Buyers taking their first step on the housing ladder accounted for 29 per cent of all sales in September, compared to 20 per cent in August, according to the National Association of Estate Agents latest market report.
However, the number of house-hunters registered per estate agent branch dropped in September, following a period of high and, what the NAEA described as, unsustainable demand in July and August.
On average, there were 342 prospective buyers registered at each NAEA member branch in September, down 16 per cent from the 408 recorded in August and a 26 per cent drop from July, when demand reached an eleven year high of 462 house-hunters per branch on average.

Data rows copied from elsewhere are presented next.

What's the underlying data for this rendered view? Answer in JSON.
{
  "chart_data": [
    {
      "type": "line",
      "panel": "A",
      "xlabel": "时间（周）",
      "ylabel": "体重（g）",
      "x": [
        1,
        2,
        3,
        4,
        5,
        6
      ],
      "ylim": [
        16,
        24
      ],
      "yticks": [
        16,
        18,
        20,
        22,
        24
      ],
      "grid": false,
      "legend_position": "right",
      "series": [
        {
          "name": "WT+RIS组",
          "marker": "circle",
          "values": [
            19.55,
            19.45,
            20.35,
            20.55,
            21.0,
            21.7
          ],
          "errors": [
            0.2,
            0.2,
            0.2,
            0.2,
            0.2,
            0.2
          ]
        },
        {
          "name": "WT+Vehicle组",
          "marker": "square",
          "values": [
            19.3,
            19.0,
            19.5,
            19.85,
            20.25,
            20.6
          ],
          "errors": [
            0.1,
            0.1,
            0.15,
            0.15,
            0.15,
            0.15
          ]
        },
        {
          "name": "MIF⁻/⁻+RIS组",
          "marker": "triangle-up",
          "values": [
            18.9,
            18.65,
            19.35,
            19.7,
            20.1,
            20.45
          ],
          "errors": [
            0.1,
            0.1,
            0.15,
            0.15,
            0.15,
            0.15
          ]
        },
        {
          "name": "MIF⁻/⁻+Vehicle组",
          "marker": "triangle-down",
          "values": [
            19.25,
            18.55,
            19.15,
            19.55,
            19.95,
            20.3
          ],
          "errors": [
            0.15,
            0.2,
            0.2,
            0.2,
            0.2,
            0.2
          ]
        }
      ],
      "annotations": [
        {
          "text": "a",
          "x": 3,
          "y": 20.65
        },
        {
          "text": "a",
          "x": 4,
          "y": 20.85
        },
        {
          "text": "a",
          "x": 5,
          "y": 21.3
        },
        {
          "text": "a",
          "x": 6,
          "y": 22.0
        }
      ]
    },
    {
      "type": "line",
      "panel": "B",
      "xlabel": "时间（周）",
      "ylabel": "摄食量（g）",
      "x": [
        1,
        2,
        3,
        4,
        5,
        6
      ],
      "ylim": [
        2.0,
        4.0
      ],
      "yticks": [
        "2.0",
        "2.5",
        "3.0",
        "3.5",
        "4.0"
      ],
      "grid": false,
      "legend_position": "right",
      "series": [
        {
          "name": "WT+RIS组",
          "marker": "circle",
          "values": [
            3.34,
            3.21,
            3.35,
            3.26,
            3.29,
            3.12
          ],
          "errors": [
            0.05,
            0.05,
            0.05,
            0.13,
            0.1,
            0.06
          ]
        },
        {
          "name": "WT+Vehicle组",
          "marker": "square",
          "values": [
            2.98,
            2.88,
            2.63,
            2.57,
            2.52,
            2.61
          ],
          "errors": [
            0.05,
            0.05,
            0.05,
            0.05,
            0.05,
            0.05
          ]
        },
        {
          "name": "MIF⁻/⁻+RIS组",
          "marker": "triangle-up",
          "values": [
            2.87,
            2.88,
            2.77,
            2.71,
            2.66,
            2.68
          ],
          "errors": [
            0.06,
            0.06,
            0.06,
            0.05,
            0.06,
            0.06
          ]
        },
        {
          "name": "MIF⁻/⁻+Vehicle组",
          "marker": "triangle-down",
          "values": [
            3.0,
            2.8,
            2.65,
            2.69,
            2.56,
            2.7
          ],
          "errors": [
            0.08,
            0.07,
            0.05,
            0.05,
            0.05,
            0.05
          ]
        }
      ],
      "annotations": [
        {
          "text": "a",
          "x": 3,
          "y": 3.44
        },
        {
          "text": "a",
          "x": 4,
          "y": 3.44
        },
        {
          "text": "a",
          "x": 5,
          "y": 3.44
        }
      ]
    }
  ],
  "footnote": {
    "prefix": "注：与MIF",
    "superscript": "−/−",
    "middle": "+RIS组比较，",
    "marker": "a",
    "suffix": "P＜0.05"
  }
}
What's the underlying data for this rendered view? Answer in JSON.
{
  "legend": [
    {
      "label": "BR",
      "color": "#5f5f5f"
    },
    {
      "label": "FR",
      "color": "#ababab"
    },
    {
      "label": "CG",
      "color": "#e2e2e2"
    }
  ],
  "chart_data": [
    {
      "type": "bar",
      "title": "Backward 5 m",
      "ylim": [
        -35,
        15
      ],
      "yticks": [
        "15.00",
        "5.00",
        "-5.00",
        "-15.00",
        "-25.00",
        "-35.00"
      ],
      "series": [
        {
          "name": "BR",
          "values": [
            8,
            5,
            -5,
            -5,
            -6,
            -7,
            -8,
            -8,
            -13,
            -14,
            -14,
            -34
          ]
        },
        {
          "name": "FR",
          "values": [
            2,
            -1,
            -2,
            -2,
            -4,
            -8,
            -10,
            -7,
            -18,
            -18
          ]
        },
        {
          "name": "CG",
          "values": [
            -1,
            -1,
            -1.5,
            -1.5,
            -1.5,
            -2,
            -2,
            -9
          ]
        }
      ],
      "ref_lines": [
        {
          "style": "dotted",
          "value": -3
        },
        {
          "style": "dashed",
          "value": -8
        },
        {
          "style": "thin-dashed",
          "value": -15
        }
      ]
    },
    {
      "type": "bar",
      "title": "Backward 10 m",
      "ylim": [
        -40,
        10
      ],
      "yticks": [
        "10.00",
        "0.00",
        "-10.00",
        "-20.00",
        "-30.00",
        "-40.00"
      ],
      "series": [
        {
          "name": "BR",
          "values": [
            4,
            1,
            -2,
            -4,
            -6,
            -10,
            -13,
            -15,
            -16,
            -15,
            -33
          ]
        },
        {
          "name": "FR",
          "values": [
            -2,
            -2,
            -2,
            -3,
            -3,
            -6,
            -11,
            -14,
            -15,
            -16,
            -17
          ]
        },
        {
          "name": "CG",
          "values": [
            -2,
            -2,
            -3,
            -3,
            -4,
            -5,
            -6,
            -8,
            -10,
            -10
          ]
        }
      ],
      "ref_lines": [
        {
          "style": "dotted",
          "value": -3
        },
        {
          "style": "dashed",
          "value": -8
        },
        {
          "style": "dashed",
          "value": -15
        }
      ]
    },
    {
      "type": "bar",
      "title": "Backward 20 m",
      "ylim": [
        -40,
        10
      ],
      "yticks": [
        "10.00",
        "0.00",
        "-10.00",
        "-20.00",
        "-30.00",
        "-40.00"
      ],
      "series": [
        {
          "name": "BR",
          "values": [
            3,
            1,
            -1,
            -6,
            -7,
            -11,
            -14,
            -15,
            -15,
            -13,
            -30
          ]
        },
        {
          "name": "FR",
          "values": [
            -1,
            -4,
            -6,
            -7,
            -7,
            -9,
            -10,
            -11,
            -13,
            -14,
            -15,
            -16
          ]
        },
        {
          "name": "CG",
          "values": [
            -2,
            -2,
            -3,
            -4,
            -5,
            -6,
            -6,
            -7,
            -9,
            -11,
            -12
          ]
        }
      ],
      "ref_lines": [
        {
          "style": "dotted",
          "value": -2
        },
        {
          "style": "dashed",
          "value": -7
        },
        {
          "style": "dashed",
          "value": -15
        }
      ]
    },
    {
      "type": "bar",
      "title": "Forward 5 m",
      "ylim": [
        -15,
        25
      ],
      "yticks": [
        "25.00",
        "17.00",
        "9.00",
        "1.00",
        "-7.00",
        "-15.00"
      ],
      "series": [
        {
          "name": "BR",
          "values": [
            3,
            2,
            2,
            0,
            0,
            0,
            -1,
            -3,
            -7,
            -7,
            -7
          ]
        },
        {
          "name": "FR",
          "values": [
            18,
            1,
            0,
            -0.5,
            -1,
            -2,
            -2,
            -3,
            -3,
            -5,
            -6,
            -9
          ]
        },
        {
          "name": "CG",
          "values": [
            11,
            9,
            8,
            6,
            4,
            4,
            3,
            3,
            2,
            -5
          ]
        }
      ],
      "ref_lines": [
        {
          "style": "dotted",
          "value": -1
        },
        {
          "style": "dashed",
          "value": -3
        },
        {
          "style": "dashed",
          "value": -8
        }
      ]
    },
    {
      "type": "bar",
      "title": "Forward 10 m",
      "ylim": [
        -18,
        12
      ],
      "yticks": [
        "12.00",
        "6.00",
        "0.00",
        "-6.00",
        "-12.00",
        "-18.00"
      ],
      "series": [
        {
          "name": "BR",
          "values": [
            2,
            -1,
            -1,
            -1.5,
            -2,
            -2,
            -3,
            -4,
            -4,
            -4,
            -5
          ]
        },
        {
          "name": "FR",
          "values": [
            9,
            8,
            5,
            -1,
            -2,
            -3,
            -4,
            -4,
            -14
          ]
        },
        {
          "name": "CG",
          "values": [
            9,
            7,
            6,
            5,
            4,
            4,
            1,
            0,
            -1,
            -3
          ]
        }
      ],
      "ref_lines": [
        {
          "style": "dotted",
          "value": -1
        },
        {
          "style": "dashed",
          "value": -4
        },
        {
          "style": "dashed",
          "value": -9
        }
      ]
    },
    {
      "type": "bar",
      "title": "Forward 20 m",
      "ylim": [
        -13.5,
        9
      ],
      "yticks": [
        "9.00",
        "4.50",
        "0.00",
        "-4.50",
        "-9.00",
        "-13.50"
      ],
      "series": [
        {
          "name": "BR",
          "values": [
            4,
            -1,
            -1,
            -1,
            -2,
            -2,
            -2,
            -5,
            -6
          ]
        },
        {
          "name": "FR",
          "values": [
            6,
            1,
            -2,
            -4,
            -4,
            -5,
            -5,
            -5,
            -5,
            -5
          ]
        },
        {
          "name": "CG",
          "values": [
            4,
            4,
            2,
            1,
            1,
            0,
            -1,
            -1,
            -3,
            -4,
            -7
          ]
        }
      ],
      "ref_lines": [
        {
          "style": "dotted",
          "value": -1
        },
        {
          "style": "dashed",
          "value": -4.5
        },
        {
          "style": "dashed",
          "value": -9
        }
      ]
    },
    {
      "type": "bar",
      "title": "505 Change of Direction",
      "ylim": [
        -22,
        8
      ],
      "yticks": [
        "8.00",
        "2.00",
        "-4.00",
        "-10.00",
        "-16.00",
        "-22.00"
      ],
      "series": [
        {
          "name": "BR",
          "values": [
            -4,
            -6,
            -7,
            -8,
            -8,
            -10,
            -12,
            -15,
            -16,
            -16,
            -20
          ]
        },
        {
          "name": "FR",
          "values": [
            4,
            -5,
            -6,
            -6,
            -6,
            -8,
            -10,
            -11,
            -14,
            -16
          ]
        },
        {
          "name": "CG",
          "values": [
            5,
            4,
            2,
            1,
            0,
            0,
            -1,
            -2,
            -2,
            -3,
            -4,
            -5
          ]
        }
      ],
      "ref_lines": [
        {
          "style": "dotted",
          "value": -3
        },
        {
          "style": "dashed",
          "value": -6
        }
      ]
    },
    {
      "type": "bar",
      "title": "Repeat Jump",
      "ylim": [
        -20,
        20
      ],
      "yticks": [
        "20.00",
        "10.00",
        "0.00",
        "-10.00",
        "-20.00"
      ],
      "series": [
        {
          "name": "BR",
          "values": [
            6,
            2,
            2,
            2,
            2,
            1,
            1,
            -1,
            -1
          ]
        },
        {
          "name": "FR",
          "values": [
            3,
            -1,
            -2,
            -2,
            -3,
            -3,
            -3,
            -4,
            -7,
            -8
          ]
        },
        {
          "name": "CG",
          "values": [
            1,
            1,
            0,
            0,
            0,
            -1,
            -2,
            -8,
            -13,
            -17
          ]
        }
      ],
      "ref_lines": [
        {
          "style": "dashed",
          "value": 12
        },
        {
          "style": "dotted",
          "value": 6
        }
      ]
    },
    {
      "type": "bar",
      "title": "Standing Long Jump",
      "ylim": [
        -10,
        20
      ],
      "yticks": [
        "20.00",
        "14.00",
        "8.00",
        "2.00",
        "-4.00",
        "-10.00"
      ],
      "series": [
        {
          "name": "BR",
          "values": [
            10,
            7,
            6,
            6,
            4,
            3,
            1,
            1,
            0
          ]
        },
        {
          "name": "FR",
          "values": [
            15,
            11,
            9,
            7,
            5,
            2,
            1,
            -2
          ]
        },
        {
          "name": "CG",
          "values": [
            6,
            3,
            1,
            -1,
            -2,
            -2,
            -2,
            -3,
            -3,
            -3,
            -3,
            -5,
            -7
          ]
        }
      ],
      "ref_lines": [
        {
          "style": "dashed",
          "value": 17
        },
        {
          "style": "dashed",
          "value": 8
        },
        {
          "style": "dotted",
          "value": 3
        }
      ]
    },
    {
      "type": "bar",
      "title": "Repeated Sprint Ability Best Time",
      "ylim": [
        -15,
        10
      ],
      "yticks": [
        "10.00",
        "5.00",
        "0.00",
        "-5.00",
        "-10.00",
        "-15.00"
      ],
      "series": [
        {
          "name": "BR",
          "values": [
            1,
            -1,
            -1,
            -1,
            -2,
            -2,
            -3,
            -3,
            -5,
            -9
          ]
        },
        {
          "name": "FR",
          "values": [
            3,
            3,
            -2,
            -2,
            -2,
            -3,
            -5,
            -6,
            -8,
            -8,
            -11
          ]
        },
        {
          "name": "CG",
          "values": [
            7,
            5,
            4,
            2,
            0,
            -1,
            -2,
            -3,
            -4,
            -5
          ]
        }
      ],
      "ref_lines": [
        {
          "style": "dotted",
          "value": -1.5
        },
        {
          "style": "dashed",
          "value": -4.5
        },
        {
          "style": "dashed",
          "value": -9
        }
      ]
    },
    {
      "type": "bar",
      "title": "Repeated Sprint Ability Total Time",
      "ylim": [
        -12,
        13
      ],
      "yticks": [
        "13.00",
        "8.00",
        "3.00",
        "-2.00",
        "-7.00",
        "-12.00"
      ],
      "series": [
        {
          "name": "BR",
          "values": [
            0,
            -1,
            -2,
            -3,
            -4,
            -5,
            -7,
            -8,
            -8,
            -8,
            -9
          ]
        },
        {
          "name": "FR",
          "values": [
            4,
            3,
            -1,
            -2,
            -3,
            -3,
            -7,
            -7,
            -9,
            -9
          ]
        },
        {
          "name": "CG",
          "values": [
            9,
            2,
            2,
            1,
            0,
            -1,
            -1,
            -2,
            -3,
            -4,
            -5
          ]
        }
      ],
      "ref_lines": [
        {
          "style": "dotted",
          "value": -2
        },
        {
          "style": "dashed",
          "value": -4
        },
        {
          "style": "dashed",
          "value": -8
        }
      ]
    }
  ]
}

The number of properties available to buy dropped marginally to 37 per member branch in September, following a fall in the availability of housing stock the month before, when the number of properties available fell 31 per cent from 55 in July to 38 in August.
Mark Hayward, managing director of the NAEA, said members saw an average nine sales going through per branch in September, backed by a range of new mortgage products coming on to the market, which is likely to be encouraging ‘first steppers’, alongside the impending interest rate rise being pushed back to next year at the very earliest.
“However, in order to ensure there is enough affordable housing on the market for FTBs, we need the issue of supply and demand to be addressed in a big way. Until substantial numbers of new houses are built, we won’t see every FTB reach the bottom rung of the ladder.”
He argued that if supply and demand could just meet in the middle, the housing market would be functional again.
“The introduction of the Housing and Planning Bill – announced last week – is good news however,” said Mr Hayward. “Nonetheless it’s really important that in urban areas, replacement properties are built within the same local authority boundaries as the original homes that were sold, so that stock is replenished evenly across city regions.”
Demand dropped 16 per cent this month, with first-time-buyers making up a larger proportion of sales, which indicates that the market is on the road to recovery, but he added that this still is not enough. “Even with the promises outlined in the Housing and Planning Bill, there are still nine house-hunters fighting for each property and new housing just isn’t being built quickly enough.”